Segundo Cristiana Duarte, a decisão não foi tomada “de ânimo leve”, mas por considerar que permanecer na sala seria “compactuar com uma forma de fazer política” com a qual não se revê. Ao REGIÃO DE CISTER, a deputada relata que, logo nas primeiras intervenções, foi criticada por ter tornado pública, enquanto freguesa, uma opinião sobre a realização de dois eventos na freguesia no mesmo dia, e que essa posição foi classificada como “infundada, caluniosa e ofensiva”. Acusa ainda o Executivo de “indignação seletiva”, recordando episódios anteriores em que diz ter sido alvo de críticas sem o mesmo apoio quando denunciou situações semelhantes.
Já no final da sessão, refere que foi levantado o tema de um poste danificado, que diz ter comunicado à presidente da Junta há cerca de três meses, alertando para o perigo que representava, e nega ter responsabilizado a Junta pela sua substituição. Considera ainda que, desde a tomada de posse do atual Executivo, as posições do PS “não são atendidas nem prioritárias”, apesar de reconhecer a maioria absoluta da Junta.
Questionada pelo nosso jornal, a Junta de Aljubarrota, em resposta assinada por Élia Pimenta, presidente da Junta, e Rosa Cordeiro, presidente da Assembleia, apresenta uma versão diferente dos factos. Segundo a Junta, a deputada abandonou a sala “no momento em que a Presidente da Junta começou a prestar os esclarecimentos que considerava necessários”, sem ouvir a intervenção até ao fim, negando qualquer intenção de a impedir de se defender.

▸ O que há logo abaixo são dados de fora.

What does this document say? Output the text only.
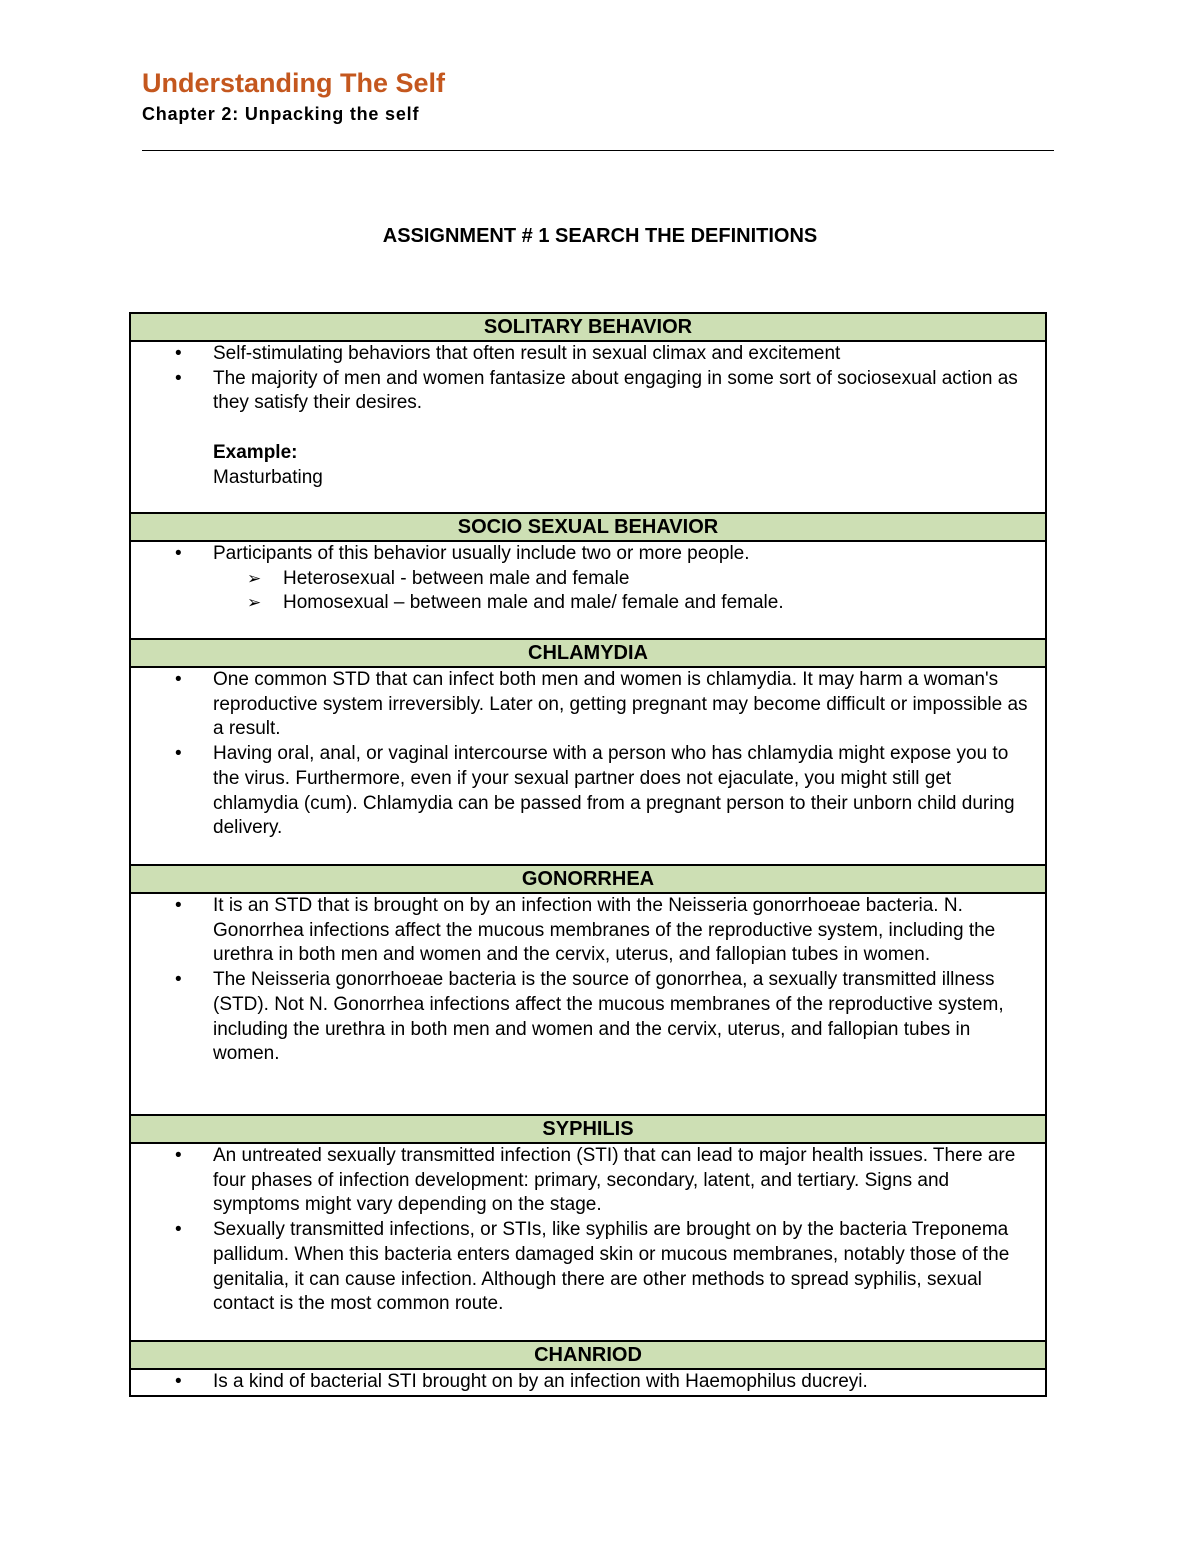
Understanding The Self
Chapter 2: Unpacking the self
ASSIGNMENT # 1 SEARCH THE DEFINITIONS
SOLITARY BEHAVIOR

• Self-stimulating behaviors that often result in sexual climax and excitement
• The majority of men and women fantasize about engaging in some sort of sociosexual action as they satisfy their desires.
Example:
Masturbating

SOCIO SEXUAL BEHAVIOR

• Participants of this behavior usually include two or more people.
➢ Heterosexual - between male and female
➢ Homosexual – between male and male/ female and female.

CHLAMYDIA

• One common STD that can infect both men and women is chlamydia. It may harm a woman's reproductive system irreversibly. Later on, getting pregnant may become difficult or impossible as a result.
• Having oral, anal, or vaginal intercourse with a person who has chlamydia might expose you to the virus. Furthermore, even if your sexual partner does not ejaculate, you might still get chlamydia (cum). Chlamydia can be passed from a pregnant person to their unborn child during delivery.

GONORRHEA

• It is an STD that is brought on by an infection with the Neisseria gonorrhoeae bacteria. N. Gonorrhea infections affect the mucous membranes of the reproductive system, including the urethra in both men and women and the cervix, uterus, and fallopian tubes in women.
• The Neisseria gonorrhoeae bacteria is the source of gonorrhea, a sexually transmitted illness (STD). Not N. Gonorrhea infections affect the mucous membranes of the reproductive system, including the urethra in both men and women and the cervix, uterus, and fallopian tubes in women.

SYPHILIS

• An untreated sexually transmitted infection (STI) that can lead to major health issues. There are four phases of infection development: primary, secondary, latent, and tertiary. Signs and symptoms might vary depending on the stage.
• Sexually transmitted infections, or STIs, like syphilis are brought on by the bacteria Treponema pallidum. When this bacteria enters damaged skin or mucous membranes, notably those of the genitalia, it can cause infection. Although there are other methods to spread syphilis, sexual contact is the most common route.

CHANRIOD

• Is a kind of bacterial STI brought on by an infection with Haemophilus ducreyi.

Quanto ao episódio em que a presidente se dirigiu diretamente à deputada, a Junta confirma que tal aconteceu, mas explica que o fez para esclarecer publicamente uma situação que tinha gerado contactos de vários órgãos de comunicação social, e não para criar confronto. Relativamente à polémica dos dois eventos, esclarece que a organização do evento de folclore foi da responsabilidade do Rancho Folclórico dos Casais de Santa Teresa, tendo existido apenas “uma informação incorreta” na divulgação inicial, e garante que o elemento do Executivo António Araújo se limitou a transmitir esse esclarecimento, sem intenção de criticar a deputada.
Sobre a alegação de que as posições do PS “não são atendidas nem prioritárias”, a Junta afirma “não entender concretamente” o que a deputada pretende dizer, reafirmando abertura para dialogar com todos os eleitos. Por fim, garante não ter “qualquer vontade de alimentar uma guerra aberta” e manifesta disponibilidade para um diálogo direto e construtivo na Assembleia de Freguesia.